The Old North Church, Boston's 285-year-old beacon of the American Revolution, has gone high-tech with the installation of light-emitting diodes, or LEDs.

Ed Pignone, executive director of the Old North Foundation of Boston, said energy-efficient lights now illuminate ceiling vaults inside the church, whose steeple was used by Paul Revere to display two lanterns as a signal about British troop movements on April 18, 1775- the night described in Henry Wadsworth Longfellow's famous poem, which included the line: "One if by land, and two if by sea."

Old North has been dimly lit by old incandescents, which frequently burned out. The LEDs, on the other hand, are projected to last at least 25 times as long as the incandescent bulbs, at five times the efficiency. They also do not give off as much heat as the older lights, which caused ceiling paint to peel prematurely.

The 18 LEDs strips in the church's sanctuary are tucked into crown molding -- illuminating the graceful white ceiling arches while the lights themselves are hidden from direct view by tourists and worshipers below.
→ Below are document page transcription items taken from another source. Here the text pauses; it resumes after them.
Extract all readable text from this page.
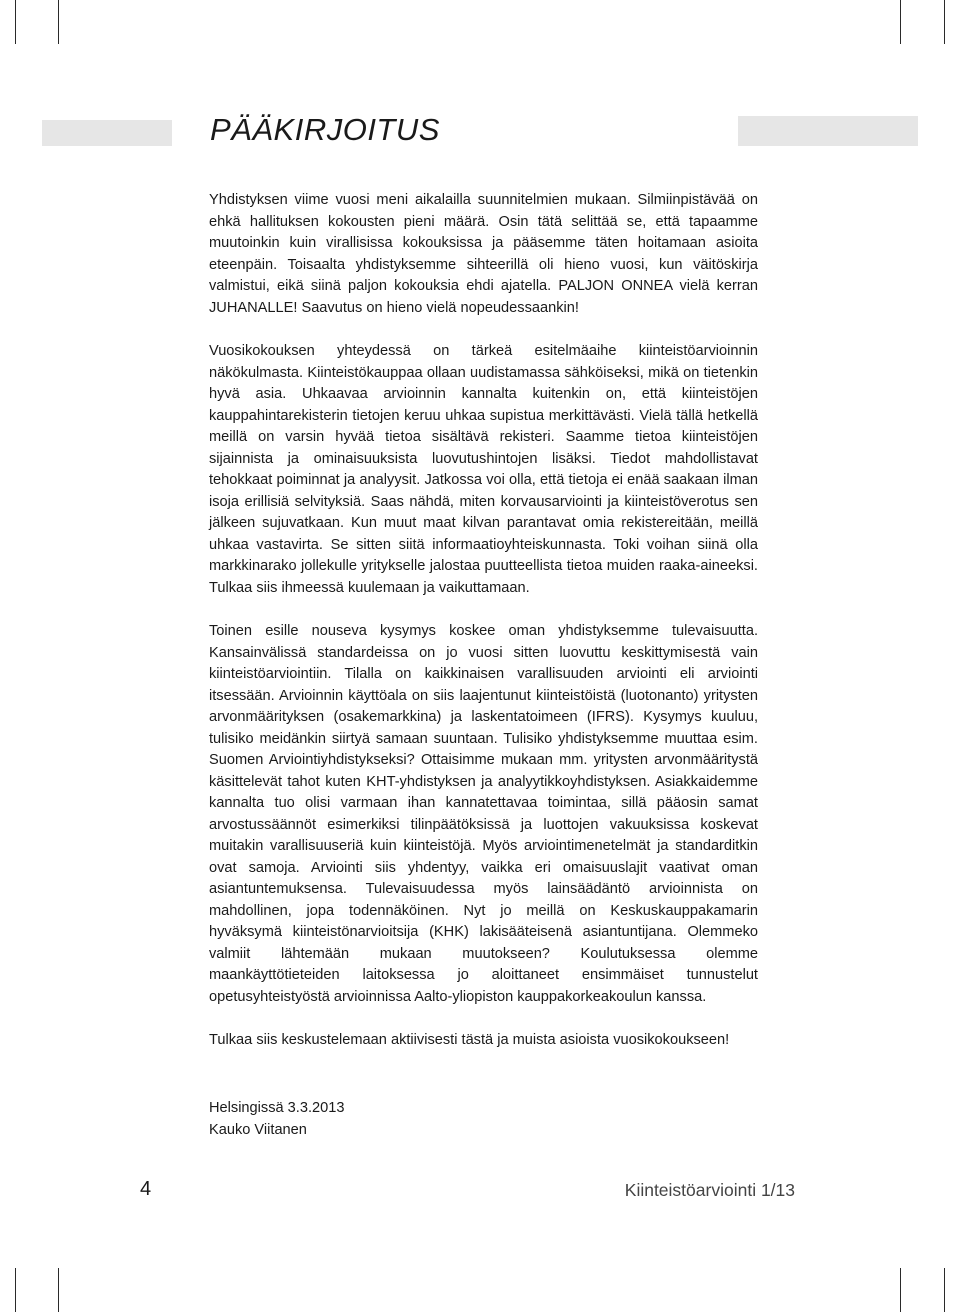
PÄÄKIRJOITUS

Yhdistyksen viime vuosi meni aikalailla suunnitelmien mukaan. Silmiinpistävää on ehkä hallituksen kokousten pieni määrä. Osin tätä selittää se, että tapaamme muutoinkin kuin virallisissa kokouksissa ja pääsemme täten hoitamaan asioita eteenpäin. Toisaalta yhdistyksemme sihteerillä oli hieno vuosi, kun väitöskirja valmistui, eikä siinä paljon kokouksia ehdi ajatella. PALJON ONNEA vielä kerran JUHANALLE! Saavutus on hieno vielä nopeudessaankin!

Vuosikokouksen yhteydessä on tärkeä esitelmäaihe kiinteistöarvioinnin näkökulmasta. Kiinteistökauppaa ollaan uudistamassa sähköiseksi, mikä on tietenkin hyvä asia. Uhkaavaa arvioinnin kannalta kuitenkin on, että kiinteistöjen kauppahintarekisterin tietojen keruu uhkaa supistua merkittävästi. Vielä tällä hetkellä meillä on varsin hyvää tietoa sisältävä rekisteri. Saamme tietoa kiinteistöjen sijainnista ja ominaisuuksista luovutushintojen lisäksi. Tiedot mahdollistavat tehokkaat poiminnat ja analyysit. Jatkossa voi olla, että tietoja ei enää saakaan ilman isoja erillisiä selvityksiä. Saas nähdä, miten korvausarviointi ja kiinteistöverotus sen jälkeen sujuvatkaan. Kun muut maat kilvan parantavat omia rekistereitään, meillä uhkaa vastavirta. Se sitten siitä informaatioyhteiskunnasta. Toki voihan siinä olla markkinarako jollekulle yritykselle jalostaa puutteellista tietoa muiden raaka-aineeksi. Tulkaa siis ihmeessä kuulemaan ja vaikuttamaan.

Toinen esille nouseva kysymys koskee oman yhdistyksemme tulevaisuutta. Kansainvälissä standardeissa on jo vuosi sitten luovuttu keskittymisestä vain kiinteistöarviointiin. Tilalla on kaikkinaisen varallisuuden arviointi eli arviointi itsessään. Arvioinnin käyttöala on siis laajentunut kiinteistöistä (luotonanto) yritysten arvonmäärityksen (osakemarkkina) ja laskentatoimeen (IFRS). Kysymys kuuluu, tulisiko meidänkin siirtyä samaan suuntaan. Tulisiko yhdistyksemme muuttaa esim. Suomen Arviointiyhdistykseksi? Ottaisimme mukaan mm. yritysten arvonmääritystä käsittelevät tahot kuten KHT-yhdistyksen ja analyytikkoyhdistyksen. Asiakkaidemme kannalta tuo olisi varmaan ihan kannatettavaa toimintaa, sillä pääosin samat arvostussäännöt esimerkiksi tilinpäätöksissä ja luottojen vakuuksissa koskevat muitakin varallisuuseriä kuin kiinteistöjä. Myös arviointimenetelmät ja standarditkin ovat samoja. Arviointi siis yhdentyy, vaikka eri omaisuuslajit vaativat oman asiantuntemuksensa. Tulevaisuudessa myös lainsäädäntö arvioinnista on mahdollinen, jopa todennäköinen. Nyt jo meillä on Keskuskauppakamarin hyväksymä kiinteistönarvioitsija (KHK) lakisääteisenä asiantuntijana. Olemmeko valmiit lähtemään mukaan muutokseen? Koulutuksessa olemme maankäyttötieteiden laitoksessa jo aloittaneet ensimmäiset tunnustelut opetusyhteistyöstä arvioinnissa Aalto-yliopiston kauppakorkeakoulun kanssa.

Tulkaa siis keskustelemaan aktiivisesti tästä ja muista asioista vuosikokoukseen!

Helsingissä 3.3.2013
Kauko Viitanen
4	Kiinteistöarviointi 1/13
Pignone noted though that LEDs have yet to replace the slightly less-modern compact fluorescents that the church began using two years ago in its modern versions of the steeple lanterns.

The LEDs were donated by Philips Solid-State Lighting Solutions, a company formed through last year's acquisition of Color Kinetics, a Burlington, Mass.-based LED designer, by Netherlands-based Royal Philips Electronics NV.

LEDs are similar to computer semiconductors, but they convert electricity directly to light, rather than heating a metal filament to the point of glowing incandescence. The light streams out of tiny glass domes, about the size of matchstick heads.

They are more expensive than incandescents and compact fluorescents, but are being touted as eventual replacements for those lights because of their growing efficiency and predictions of increasingly lower costs.